The pain is also being felt across Asia, where Japan's Nikkei, Hong Kong's Hang Seng and Singapore's FTSE Straits Timesindexes are all down by more than 10 per cent in the past couple of weeks.
While investors have sold billions of dollars of US stocks in recent days, the tumble does not yet compare to the beating markets took when the world economy sputtered out in 2008. Following the collapse of the US investment bank Lehman Brothers, the Dow fell 22 per cent between October 1 and October 10, a span of just eight trading days.
"The meltdown in the financial markets then was triggered by problems in the financial system and what happened with Lehman and so forth, whereas I think the circumstances are a little different today," said John Higgins, the senior markets economist at Capital Economics in London. "It's a different leg of the same crisis, essentially."
The difference this time, he added, was that excess leverage that used to be the bane of financial institutions has been shifted on to government balance sheets after they launched stimulus packages and pumped money into struggling banks. And now those governments' excessive debts were coming under scrutiny, forcing them to cut spending and hindering attempts to resuscitate economies.
"What we've seen now is the risk has shifted away from the financial system on to governments who have taken on huge amounts of debt to fix the economy and the financial system, and that's coming home to roost," said Mr Higgins.
As a result, economists and analysts say the recent market meltdown could turn into an even deeper one if the world does lurch back into recession, yesterday's market rebound notwithstanding.
Governments in the US and Europe were able to respond to the first slowdown with a raft of stimulus measures and by lowering interest rates. However, after throwing hundreds of billions of dollars at their economic problems and reducing interest rates to near zero, governments have few tools with which to respond to a new period of stagnation.
Fears of another US recession - typically defined as two consecutive quarters of economic contraction - have risen on the back of weak economic data. Despite a positive jobs report on Friday, US consumers spent less money in June and manufacturing activity stagnated last month, according to official figures released last week.
Friday's downgrading of America's top-tier financial status by Standard & Poor's, one of the world's major credit ratings agencies, has compounded concern about the health of the world's biggest economy.
But despite recent drops in global markets, Edward Jamieson, the chief investment officer for equities at the US fund manager Franklin Templeton, said in a note that there were still positive signs for the US, including a string of strong corporate earnings.

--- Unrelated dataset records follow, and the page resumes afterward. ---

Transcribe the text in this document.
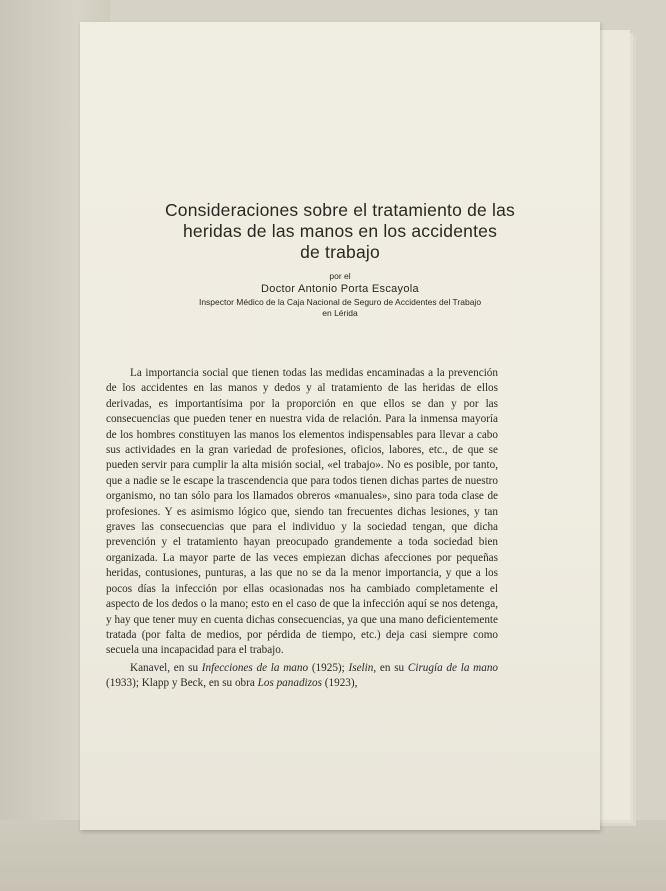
Consideraciones sobre el tratamiento de las
heridas de las manos en los accidentes
de trabajo
por el
Doctor Antonio Porta Escayola
Inspector Médico de la Caja Nacional de Seguro de Accidentes del Trabajo
en Lérida

La importancia social que tienen todas las medidas encaminadas a la prevención de los accidentes en las manos y dedos y al tratamiento de las heridas de ellos derivadas, es importantísima por la proporción en que ellos se dan y por las consecuencias que pueden tener en nuestra vida de relación. Para la inmensa mayoría de los hombres constituyen las manos los elementos indispensables para llevar a cabo sus actividades en la gran variedad de profesiones, oficios, labores, etc., de que se pueden servir para cumplir la alta misión social, «el trabajo». No es posible, por tanto, que a nadie se le escape la trascendencia que para todos tienen dichas partes de nuestro organismo, no tan sólo para los llamados obreros «manuales», sino para toda clase de profesiones. Y es asimismo lógico que, siendo tan frecuentes dichas lesiones, y tan graves las consecuencias que para el individuo y la sociedad tengan, que dicha prevención y el tratamiento hayan preocupado grandemente a toda sociedad bien organizada. La mayor parte de las veces empiezan dichas afecciones por pequeñas heridas, contusiones, punturas, a las que no se da la menor importancia, y que a los pocos días la infección por ellas ocasionadas nos ha cambiado completamente el aspecto de los dedos o la mano; esto en el caso de que la infección aquí se nos detenga, y hay que tener muy en cuenta dichas consecuencias, ya que una mano deficientemente tratada (por falta de medios, por pérdida de tiempo, etc.) deja casi siempre como secuela una incapacidad para el trabajo.

Kanavel, en su Infecciones de la mano (1925); Iselin, en su Cirugía de la mano (1933); Klapp y Beck, en su obra Los panadizos (1923),
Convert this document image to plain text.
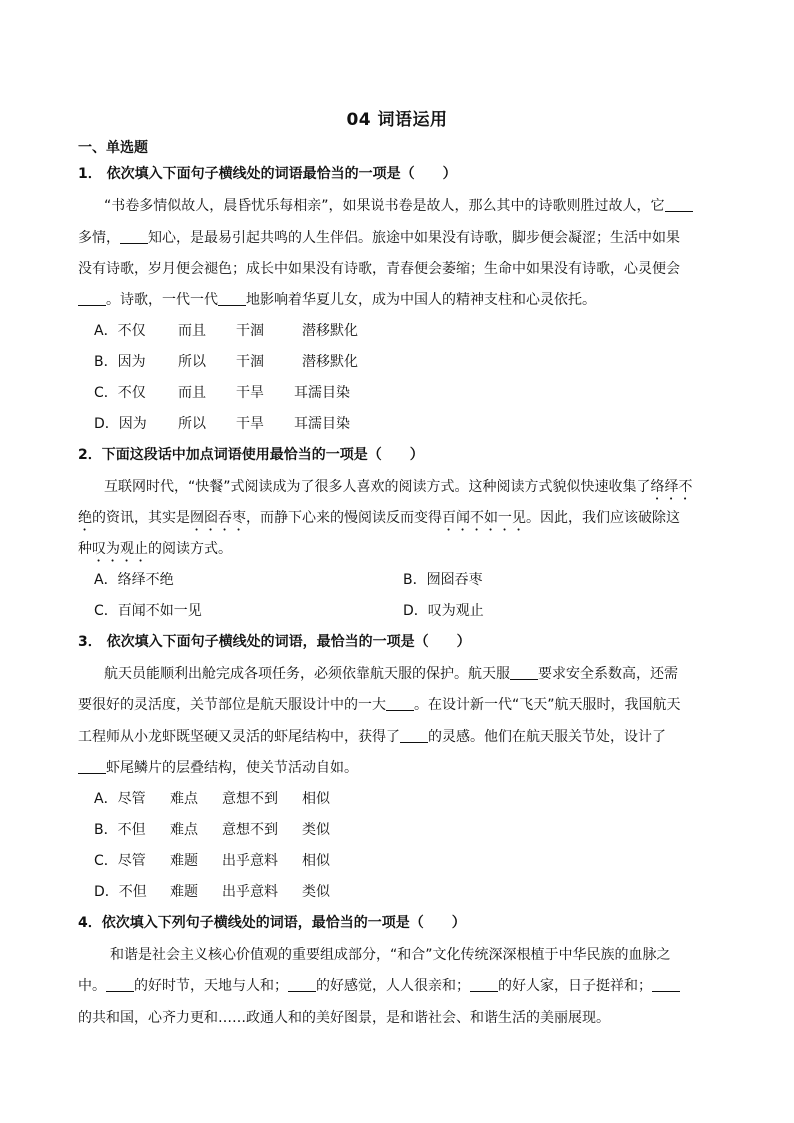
04 词语运用
一、单选题
1． 依次填入下面句子横线处的词语最恰当的一项是（　　）
“书卷多情似故人，晨昏忧乐每相亲”，如果说书卷是故人，那么其中的诗歌则胜过故人，它
多情， 知心，是最易引起共鸣的人生伴侣。旅途中如果没有诗歌，脚步便会凝涩；生活中如果
没有诗歌，岁月便会褪色；成长中如果没有诗歌，青春便会萎缩；生命中如果没有诗歌，心灵便会
。诗歌，一代一代 地影响着华夏儿女，成为中国人的精神支柱和心灵依托。
A．不仅 而且 干涸	潜移默化
B．因为 所以 干涸	潜移默化
C．不仅 而且 干旱 耳濡目染
D．因为 所以 干旱 耳濡目染
2．下面这段话中加点词语使用最恰当的一项是（　　）
互联网时代，“快餐”式阅读成为了很多人喜欢的阅读方式。这种阅读方式貌似快速收集了络绎不
绝的资讯，其实是囫囵吞枣，而静下心来的慢阅读反而变得百闻不如一见。因此，我们应该破除这
种叹为观止的阅读方式。
A．络绎不绝	B．囫囵吞枣
C．百闻不如一见	D．叹为观止
3． 依次填入下面句子横线处的词语，最恰当的一项是（　　）
航天员能顺利出舱完成各项任务，必须依靠航天服的保护。航天服 要求安全系数高，还需
要很好的灵活度，关节部位是航天服设计中的一大 。在设计新一代“飞天”航天服时，我国航天
工程师从小龙虾既坚硬又灵活的虾尾结构中，获得了 的灵感。他们在航天服关节处，设计了
虾尾鳞片的层叠结构，使关节活动自如。
A．尽管 难点 意想不到 相似
B．不但 难点 意想不到 类似
C．尽管 难题 出乎意料 相似
D．不但 难题 出乎意料 类似
4．依次填入下列句子横线处的词语，最恰当的一项是（　　）
和谐是社会主义核心价值观的重要组成部分，“和合”文化传统深深根植于中华民族的血脉之
中。 的好时节，天地与人和； 的好感觉，人人很亲和； 的好人家，日子挺祥和；
的共和国，心齐力更和……政通人和的美好图景，是和谐社会、和谐生活的美丽展现。
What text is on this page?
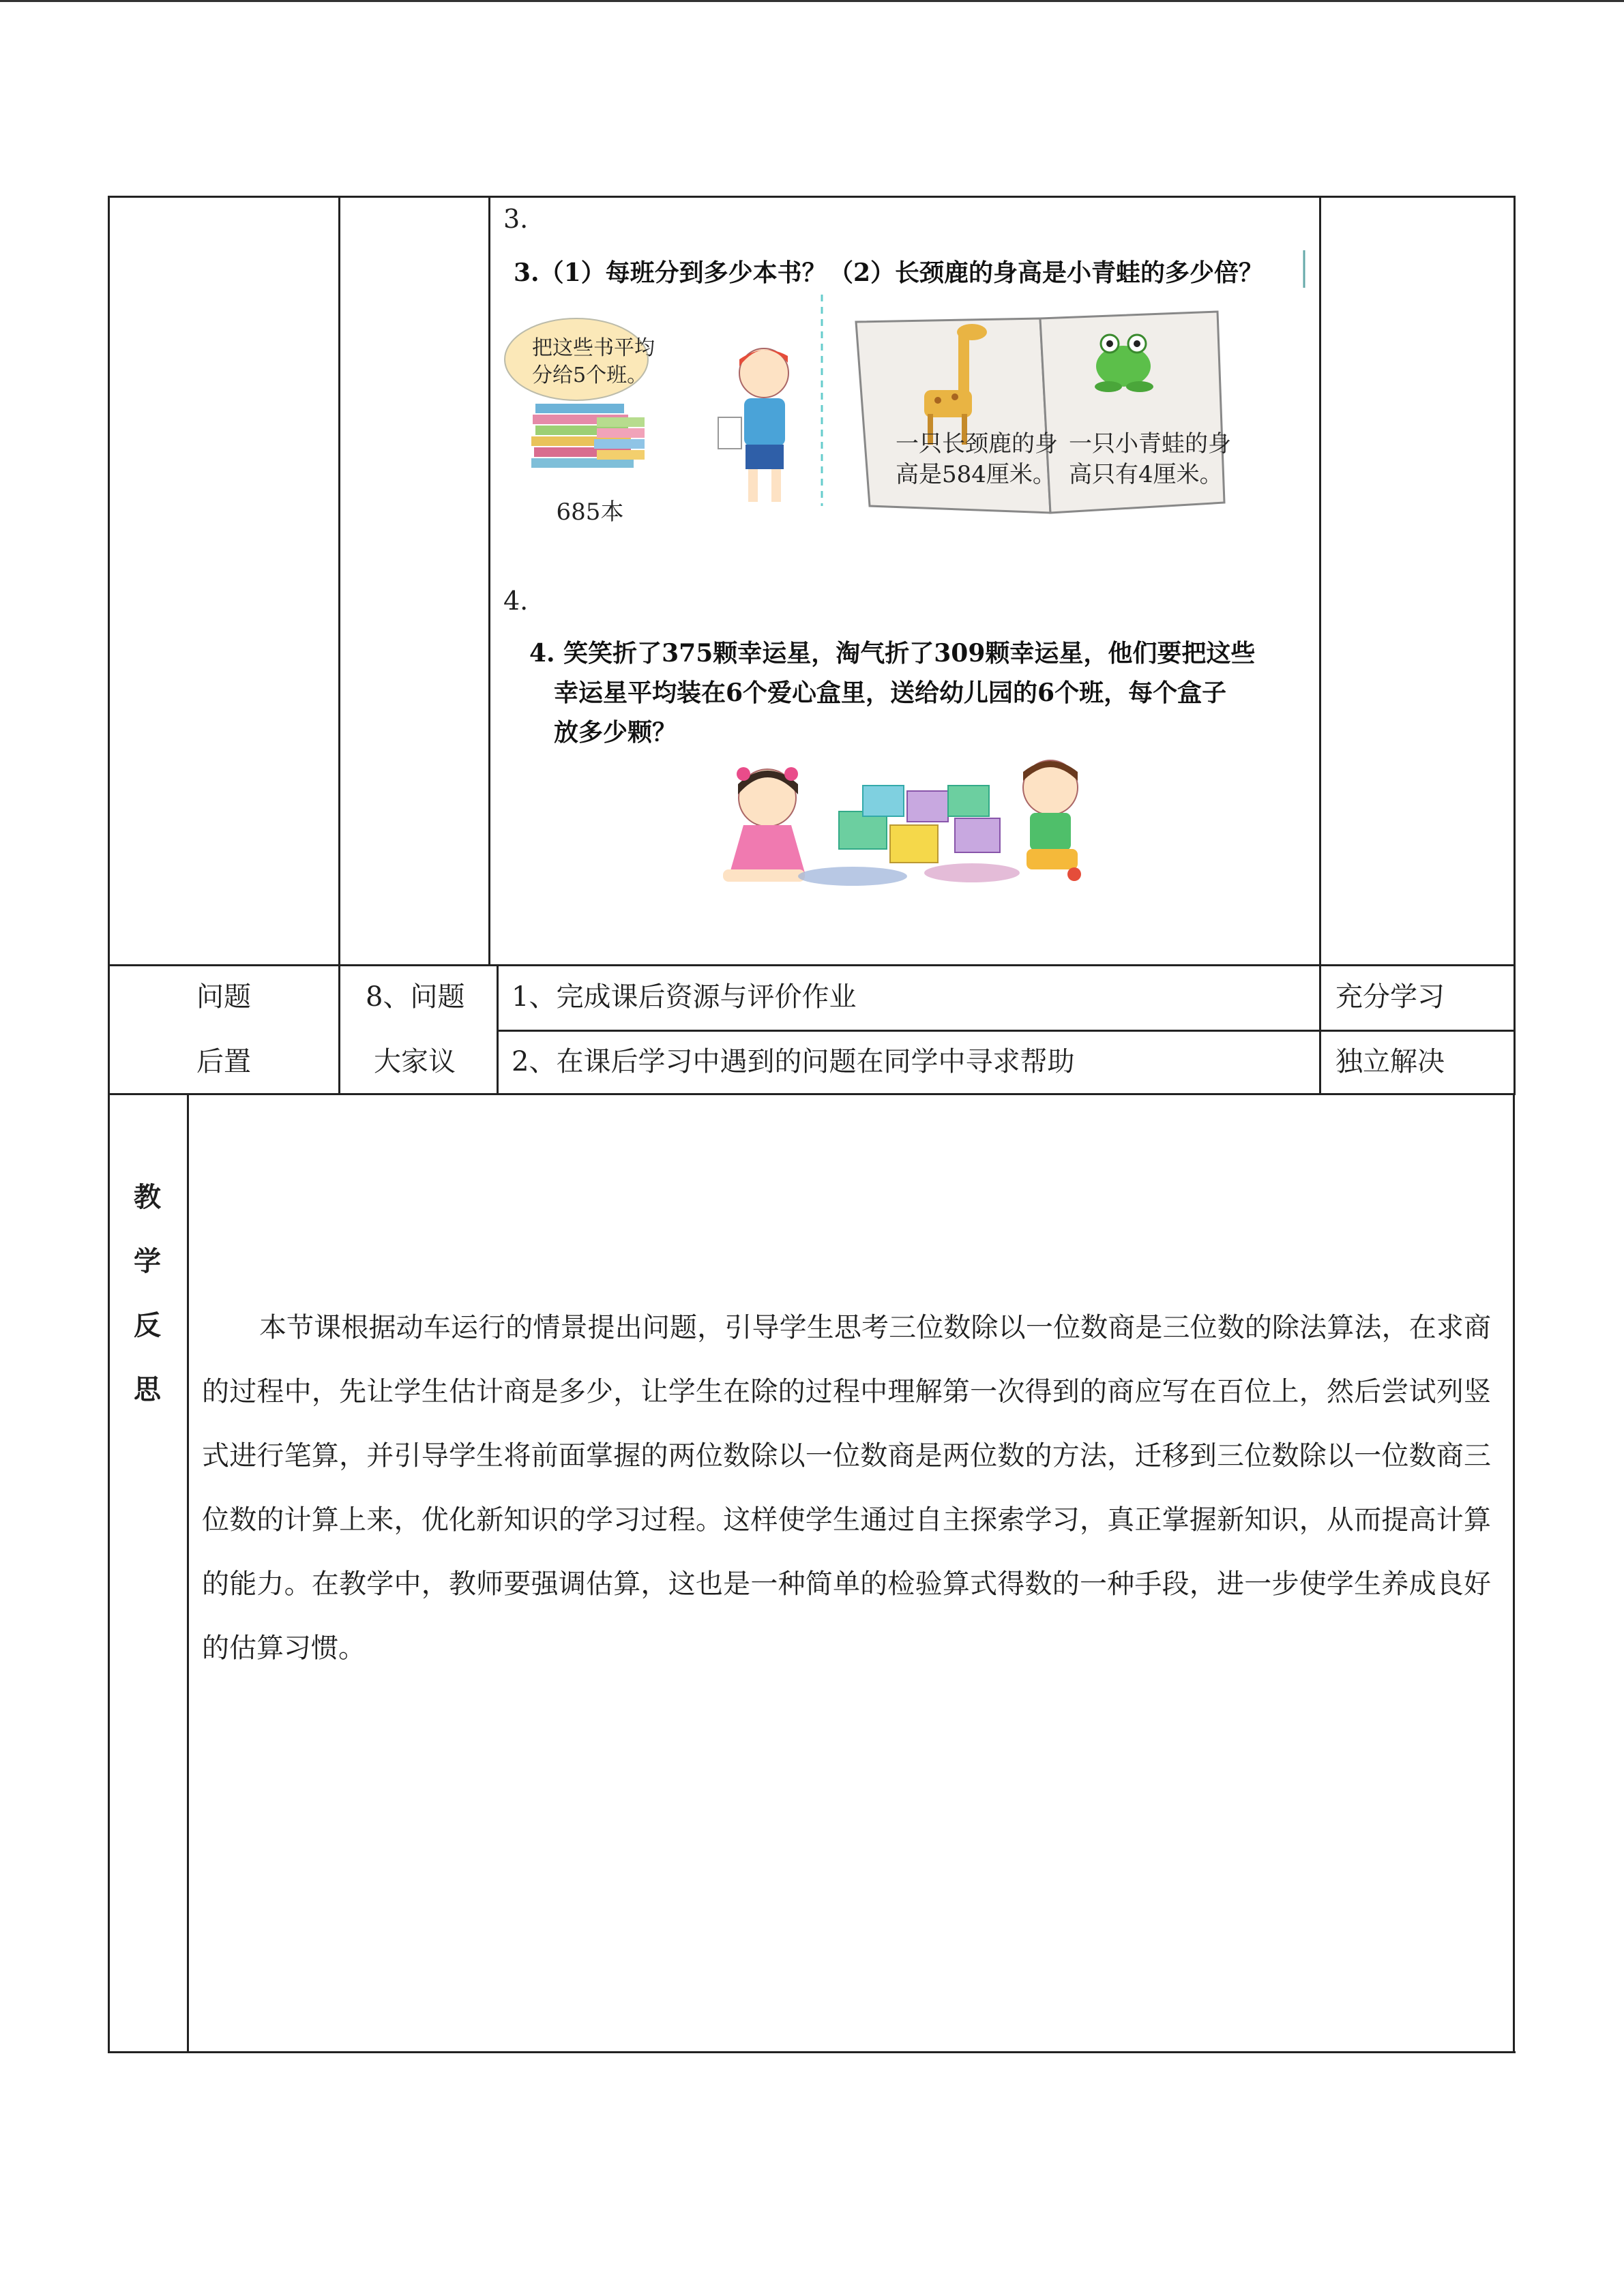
3.
3.（1）每班分到多少本书？ （2）长颈鹿的身高是小青蛙的多少倍？
把这些书平均
分给5个班。
685本
一只长颈鹿的身
高是584厘米。
一只小青蛙的身
高只有4厘米。
4.
4. 笑笑折了375颗幸运星，淘气折了309颗幸运星，他们要把这些
幸运星平均装在6个爱心盒里，送给幼儿园的6个班，每个盒子
放多少颗？
问题
后置
8、问题
大家议
1、完成课后资源与评价作业
2、在课后学习中遇到的问题在同学中寻求帮助
充分学习
独立解决
教
学
反
思
本节课根据动车运行的情景提出问题，引导学生思考三位数除以一位数商是三位数的除法算法，在求商的过程中，先让学生估计商是多少，让学生在除的过程中理解第一次得到的商应写在百位上，然后尝试列竖式进行笔算，并引导学生将前面掌握的两位数除以一位数商是两位数的方法，迁移到三位数除以一位数商三位数的计算上来，优化新知识的学习过程。这样使学生通过自主探索学习，真正掌握新知识，从而提高计算的能力。在教学中，教师要强调估算，这也是一种简单的检验算式得数的一种手段，进一步使学生养成良好的估算习惯。
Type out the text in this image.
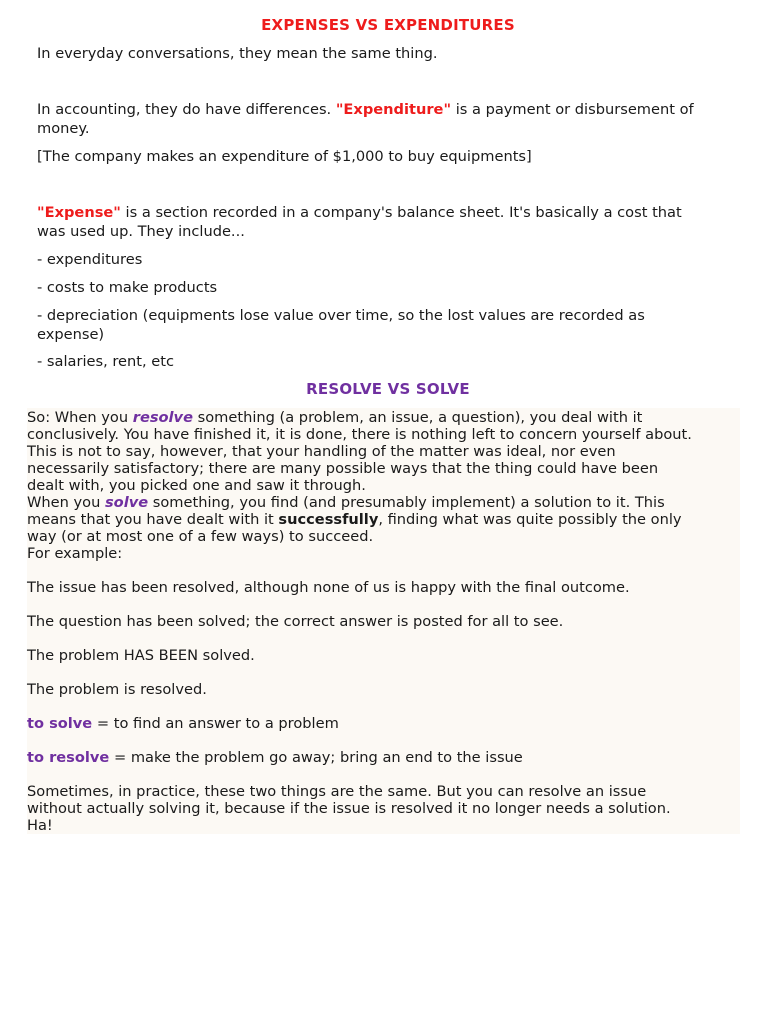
EXPENSES VS EXPENDITURES

In everyday conversations, they mean the same thing.

In accounting, they do have differences. "Expenditure" is a payment or disbursement of
money.

[The company makes an expenditure of $1,000 to buy equipments]

"Expense" is a section recorded in a company's balance sheet. It's basically a cost that
was used up. They include...

- expenditures

- costs to make products

- depreciation (equipments lose value over time, so the lost values are recorded as
expense)

- salaries, rent, etc

RESOLVE VS SOLVE

So: When you resolve something (a problem, an issue, a question), you deal with it

conclusively. You have finished it, it is done, there is nothing left to concern yourself about.

This is not to say, however, that your handling of the matter was ideal, nor even

necessarily satisfactory; there are many possible ways that the thing could have been

dealt with, you picked one and saw it through.

When you solve something, you find (and presumably implement) a solution to it. This

means that you have dealt with it successfully, finding what was quite possibly the only

way (or at most one of a few ways) to succeed.

For example:

The issue has been resolved, although none of us is happy with the final outcome.

The question has been solved; the correct answer is posted for all to see.

The problem HAS BEEN solved.

The problem is resolved.

to solve = to find an answer to a problem

to resolve = make the problem go away; bring an end to the issue

Sometimes, in practice, these two things are the same. But you can resolve an issue

without actually solving it, because if the issue is resolved it no longer needs a solution.

Ha!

"While equity market volatility may continue in the coming days, in part due to the downgrade, it is important to look at the facts and distinguish between the state of US government finances and US corporate balance sheets," he said. "The US economy has continued to expand, and, according to S&P, corporate earnings for S&P 500 Index companies have been growing at a double-digit pace and were coming in at an all-time high during the second quarter."